We expect that our bodies in Heaven will at least be healthy, a source of particular comfort as one gets older: Those aches and pains and infirmities will end, and needless to say there will be no cancers or broken bones or rotting teeth.
Jesus had some astonishing superpowers when He came back, but that doesn’t mean we will, or even that a 98-pound weakling will now look like Charles Atlas; still, it’s often thought that our bodies will have something extra, something special in addition to just being perpetually 21 years old and in perfect health.
And — again — how about our interiors? Well, we would expect to be rid of actual mental infirmities, too, would we not? Surely the adult children of an aging parent stricken with Alzheimer’s can look forward to his mind’s restoration in Heaven. And no more panic attacks or depression, right?
But consider, too, our innate intellects. Surely we would not all become super-geniuses, but what of, say, a Forrest Gump: Would he no longer be slow? Is there Down syndrome in Heaven? Is there a distinction between characteristics we are born with (Down syndrome) versus those we acquire (Alzheimer’s)?
If so, does this distinction apply also to physical characteristics, so that a person who loses an arm in farming accident regains it in Heaven, but perhaps not if he was born that way? How about, to use a frequent Biblical references, the blind: Will there be blind people, specifically people who were blind from birth, in Heaven?
Of course, whether we have a a characteristic or not won’t matter as much in Heaven, since there will be no stigma and we will all love one another, but the questions remain.

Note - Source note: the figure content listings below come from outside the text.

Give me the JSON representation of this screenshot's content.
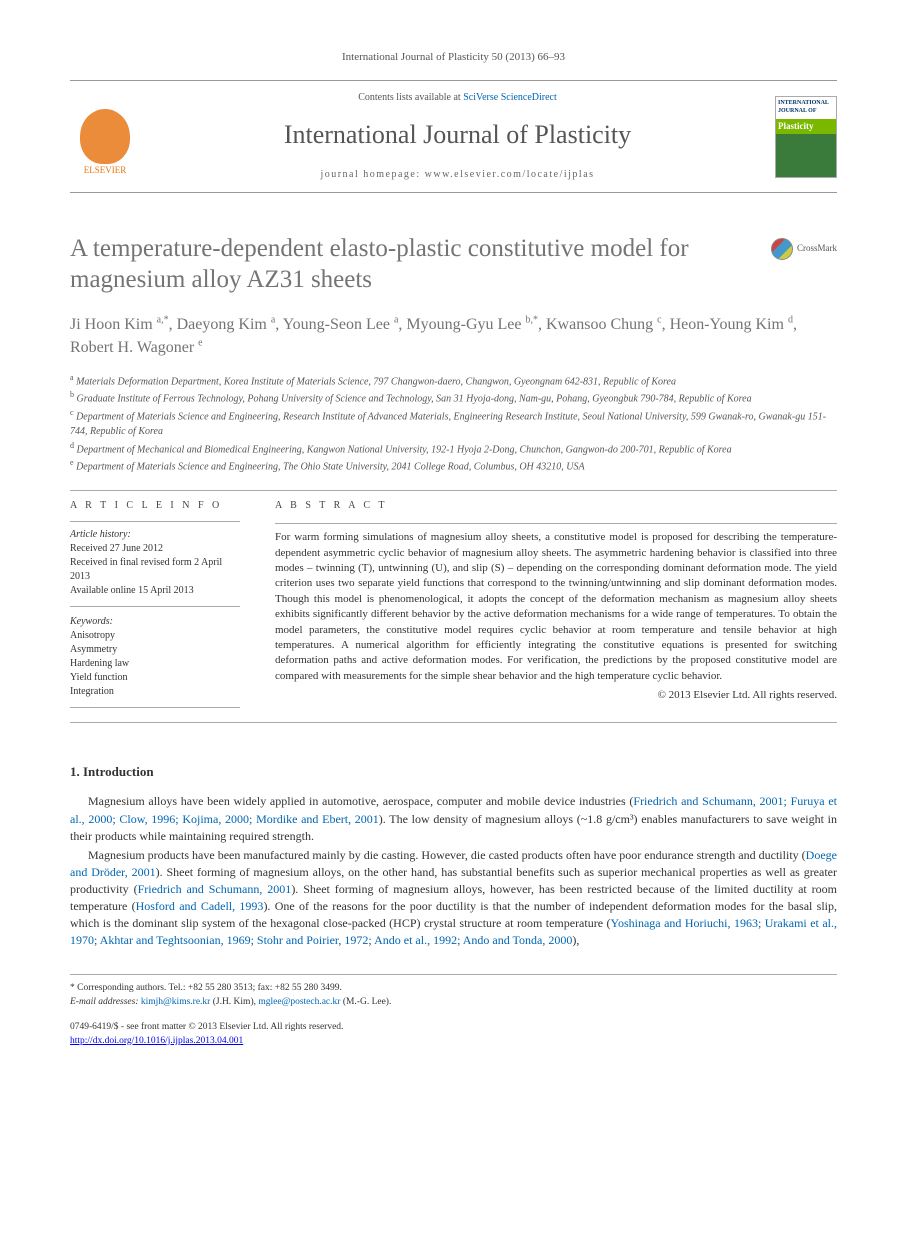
{
  "top_reference": "International Journal of Plasticity 50 (2013) 66–93",
  "masthead": {
    "contents_prefix": "Contents lists available at ",
    "contents_link": "SciVerse ScienceDirect",
    "journal": "International Journal of Plasticity",
    "homepage_label": "journal homepage: www.elsevier.com/locate/ijplas",
    "publisher": "ELSEVIER",
    "cover_top": "INTERNATIONAL JOURNAL OF",
    "cover_bar": "Plasticity"
  },
  "crossmark": "CrossMark",
  "title": "A temperature-dependent elasto-plastic constitutive model for magnesium alloy AZ31 sheets",
  "authors_html": "Ji Hoon Kim <sup>a,*</sup>, Daeyong Kim <sup>a</sup>, Young-Seon Lee <sup>a</sup>, Myoung-Gyu Lee <sup>b,*</sup>, Kwansoo Chung <sup>c</sup>, Heon-Young Kim <sup>d</sup>, Robert H. Wagoner <sup>e</sup>",
  "affiliations": [
    "Materials Deformation Department, Korea Institute of Materials Science, 797 Changwon-daero, Changwon, Gyeongnam 642-831, Republic of Korea",
    "Graduate Institute of Ferrous Technology, Pohang University of Science and Technology, San 31 Hyoja-dong, Nam-gu, Pohang, Gyeongbuk 790-784, Republic of Korea",
    "Department of Materials Science and Engineering, Research Institute of Advanced Materials, Engineering Research Institute, Seoul National University, 599 Gwanak-ro, Gwanak-gu 151-744, Republic of Korea",
    "Department of Mechanical and Biomedical Engineering, Kangwon National University, 192-1 Hyoja 2-Dong, Chunchon, Gangwon-do 200-701, Republic of Korea",
    "Department of Materials Science and Engineering, The Ohio State University, 2041 College Road, Columbus, OH 43210, USA"
  ],
  "aff_markers": [
    "a",
    "b",
    "c",
    "d",
    "e"
  ],
  "info": {
    "heading": "A R T I C L E   I N F O",
    "history_label": "Article history:",
    "history": [
      "Received 27 June 2012",
      "Received in final revised form 2 April 2013",
      "Available online 15 April 2013"
    ],
    "keywords_label": "Keywords:",
    "keywords": [
      "Anisotropy",
      "Asymmetry",
      "Hardening law",
      "Yield function",
      "Integration"
    ]
  },
  "abstract": {
    "heading": "A B S T R A C T",
    "text": "For warm forming simulations of magnesium alloy sheets, a constitutive model is proposed for describing the temperature-dependent asymmetric cyclic behavior of magnesium alloy sheets. The asymmetric hardening behavior is classified into three modes – twinning (T), untwinning (U), and slip (S) – depending on the corresponding dominant deformation mode. The yield criterion uses two separate yield functions that correspond to the twinning/untwinning and slip dominant deformation modes. Though this model is phenomenological, it adopts the concept of the deformation mechanism as magnesium alloy sheets exhibits significantly different behavior by the active deformation mechanisms for a wide range of temperatures. To obtain the model parameters, the constitutive model requires cyclic behavior at room temperature and tensile behavior at high temperatures. A numerical algorithm for efficiently integrating the constitutive equations is presented for switching deformation paths and active deformation modes. For verification, the predictions by the proposed constitutive model are compared with measurements for the simple shear behavior and the high temperature cyclic behavior.",
    "copyright": "© 2013 Elsevier Ltd. All rights reserved."
  },
  "section1": {
    "heading": "1. Introduction",
    "p1_a": "Magnesium alloys have been widely applied in automotive, aerospace, computer and mobile device industries (",
    "p1_link1": "Friedrich and Schumann, 2001; Furuya et al., 2000; Clow, 1996; Kojima, 2000; Mordike and Ebert, 2001",
    "p1_b": "). The low density of magnesium alloys (~1.8 g/cm³) enables manufacturers to save weight in their products while maintaining required strength.",
    "p2_a": "Magnesium products have been manufactured mainly by die casting. However, die casted products often have poor endurance strength and ductility (",
    "p2_link1": "Doege and Dröder, 2001",
    "p2_b": "). Sheet forming of magnesium alloys, on the other hand, has substantial benefits such as superior mechanical properties as well as greater productivity (",
    "p2_link2": "Friedrich and Schumann, 2001",
    "p2_c": "). Sheet forming of magnesium alloys, however, has been restricted because of the limited ductility at room temperature (",
    "p2_link3": "Hosford and Cadell, 1993",
    "p2_d": "). One of the reasons for the poor ductility is that the number of independent deformation modes for the basal slip, which is the dominant slip system of the hexagonal close-packed (HCP) crystal structure at room temperature (",
    "p2_link4": "Yoshinaga and Horiuchi, 1963; Urakami et al., 1970; Akhtar and Teghtsoonian, 1969; Stohr and Poirier, 1972; Ando et al., 1992; Ando and Tonda, 2000",
    "p2_e": "),"
  },
  "footnotes": {
    "corr": "* Corresponding authors. Tel.: +82 55 280 3513; fax: +82 55 280 3499.",
    "email_label": "E-mail addresses: ",
    "email1": "kimjh@kims.re.kr",
    "email1_who": " (J.H. Kim), ",
    "email2": "mglee@postech.ac.kr",
    "email2_who": " (M.-G. Lee)."
  },
  "bottom": {
    "line1": "0749-6419/$ - see front matter © 2013 Elsevier Ltd. All rights reserved.",
    "doi": "http://dx.doi.org/10.1016/j.ijplas.2013.04.001"
  }
}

I don’t know the answers, of course. But I would say this: Of course we will none of us be as strong as God, or as wise, or as holy — even in Heaven. But we will be more in His image. As St. Paul said of our resurrected selves (I Corinthians 15:49): “And as we have borne the image of the earthy, we shall also bear the image of the heavenly.” And St. Peter likewise (II Peter 1:4) said that God has made it possible for us to “participate in the divine nature, having escaped the corruption in the world caused by evil desires.”
Postscript: Peter Kreeft has a bit on all this in one of the appendices to his book, Heaven: The Heart’s Deepest Longing (258-59).
Concluding unserious postscript: So there are physical flaws and mental flaws and spiritual flaws. And there’s also dental floss, but that’s entirely different.